A common SOA design pattern decomposes a service into multiple references to other services, referenced via request/response JMS interactions.  The implementation commonly uses XPDL, BPEL or some proprietary variant running on a workflow engine such as Tibco BusinessWorks or BEA(Oracle) Aqualogic Service Bus. Such services commonly require some state (e.g. summing of balances) and non trivial logic (implementing business rules). That makes them difficult to implement using data flow oriented tools such as Apache Camel or Spring Integration. An actor implementation is a much better match to the requirements and the general model behind such composite services.  The service can be long running (1-20 seconds) essentially mandating the usage of a reactive actor to avoid holding a thread. There are many actor implementations that could be considered. Akka actors are a particularly good match
  1. Runs on Scala, allowing reuse of the entire Java ecosystem and existing application code base
  2. Small footprint, reactive actors
  3. Trivial integration with Camel and hence to a wide range of integration mechanisms (JMS, AMQP, REST, etc)
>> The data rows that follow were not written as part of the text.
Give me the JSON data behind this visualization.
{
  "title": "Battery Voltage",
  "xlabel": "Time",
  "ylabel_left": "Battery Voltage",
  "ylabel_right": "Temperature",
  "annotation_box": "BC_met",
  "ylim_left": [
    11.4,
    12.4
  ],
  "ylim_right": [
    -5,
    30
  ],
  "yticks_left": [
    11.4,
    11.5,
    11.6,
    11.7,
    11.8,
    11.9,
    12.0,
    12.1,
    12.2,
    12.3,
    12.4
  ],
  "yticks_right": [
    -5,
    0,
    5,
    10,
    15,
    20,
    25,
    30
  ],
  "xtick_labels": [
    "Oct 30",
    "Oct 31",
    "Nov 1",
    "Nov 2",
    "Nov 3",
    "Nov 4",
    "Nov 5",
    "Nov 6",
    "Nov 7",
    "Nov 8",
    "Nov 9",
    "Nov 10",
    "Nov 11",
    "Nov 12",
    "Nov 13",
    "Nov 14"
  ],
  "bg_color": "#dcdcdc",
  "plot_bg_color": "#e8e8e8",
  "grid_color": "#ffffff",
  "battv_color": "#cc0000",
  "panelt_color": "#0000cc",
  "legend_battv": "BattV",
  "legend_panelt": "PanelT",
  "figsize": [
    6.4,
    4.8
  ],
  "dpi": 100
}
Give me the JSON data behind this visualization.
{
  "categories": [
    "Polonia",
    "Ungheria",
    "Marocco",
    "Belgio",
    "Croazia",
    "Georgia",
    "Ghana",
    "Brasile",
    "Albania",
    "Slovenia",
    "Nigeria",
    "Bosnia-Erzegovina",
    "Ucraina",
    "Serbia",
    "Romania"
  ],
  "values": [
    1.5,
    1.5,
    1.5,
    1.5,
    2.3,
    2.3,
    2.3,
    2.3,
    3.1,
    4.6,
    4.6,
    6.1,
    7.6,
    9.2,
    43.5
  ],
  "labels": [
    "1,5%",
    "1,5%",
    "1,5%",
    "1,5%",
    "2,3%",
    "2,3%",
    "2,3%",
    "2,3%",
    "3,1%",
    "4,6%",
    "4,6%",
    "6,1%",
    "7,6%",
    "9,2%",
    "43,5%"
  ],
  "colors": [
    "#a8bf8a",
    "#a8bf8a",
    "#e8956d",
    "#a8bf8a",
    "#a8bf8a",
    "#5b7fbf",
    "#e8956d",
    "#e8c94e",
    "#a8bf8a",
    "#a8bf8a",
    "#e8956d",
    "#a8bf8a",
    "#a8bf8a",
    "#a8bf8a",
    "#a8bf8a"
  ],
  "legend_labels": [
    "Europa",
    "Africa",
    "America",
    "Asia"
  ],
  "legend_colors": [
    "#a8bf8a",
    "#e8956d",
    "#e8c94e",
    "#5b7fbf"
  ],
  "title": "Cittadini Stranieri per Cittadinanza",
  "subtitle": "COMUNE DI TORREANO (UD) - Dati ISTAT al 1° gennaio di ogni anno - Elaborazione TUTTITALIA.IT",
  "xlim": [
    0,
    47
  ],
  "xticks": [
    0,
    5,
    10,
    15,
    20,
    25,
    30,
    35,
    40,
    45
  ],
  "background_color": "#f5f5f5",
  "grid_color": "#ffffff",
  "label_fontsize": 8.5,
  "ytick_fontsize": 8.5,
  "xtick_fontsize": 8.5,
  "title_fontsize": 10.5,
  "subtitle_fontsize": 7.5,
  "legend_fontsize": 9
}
A simple service might support a IVR system that reads back the balance of the account associated with the callers phone number. The IVR sends a JMS message containing the phone number and expects a JMS message containing the balance in response. Two sub-services are referenced to map number to account and account to balance. Each sub-service listens on a JMS queue and replies with the required data. An interaction with a  sub-service requires the sending of a JMS message containing the request data and a Correlation ID that will be included in the reply message so it can be tied back to originator.  The actor implementing the composed service would then have the skeleton form
class CompositeService extends Actor {
def receive = {
  case (CorrelationID,Acct) => //invoke Acct -> Balance service
  case (CorrelationID,Balance) => //reply to IVS application
 }
Where each case matches the contents of the JMS reply message from the external service. The service reference to map the phone number to account needs to be performed by the actor so that it does not block the logic that handles the initiating message from the IVR system. We then have
class CompositeService extends Actor {
var replyTo:Destination = _
def receive = {
  case (Destination, Number) => //invoke Number -> Account service
  case (CorrelationID,Account) => //invoke Acct -> Balance service
  case (CorrelationID,Balance) => //reply to IVS application
}
Where Destination is the JMS ReplyTo address of the IVR systems. The actor has state (the replyTo field) and new instance must thus be created for each invocation by the IVR system. The reply from each sub- service invocation is sent to the actor instance for processing. The above is certainly workable, but has some disadvantages
  1. Mandates usage of actors Unit testing would be easier with a serialized implementation.
  2. Mandates the usage of Akka
  3. Difficult to map more complex orchestration into this structure. The primary force behind the usage of XPDL, BPEL, etc was the desire to move the orchestration definition into the hands of business process designers.
The goal is to provide a library with which such orchestrations can easily be implemented.  It is unlikely to be directly accessible to business process designers since it requires some Scala knowledge. Compiling a representation such as XPDL into the Scala implementation should be straightforward, providing as such support to the business process designers as the commercial implementations.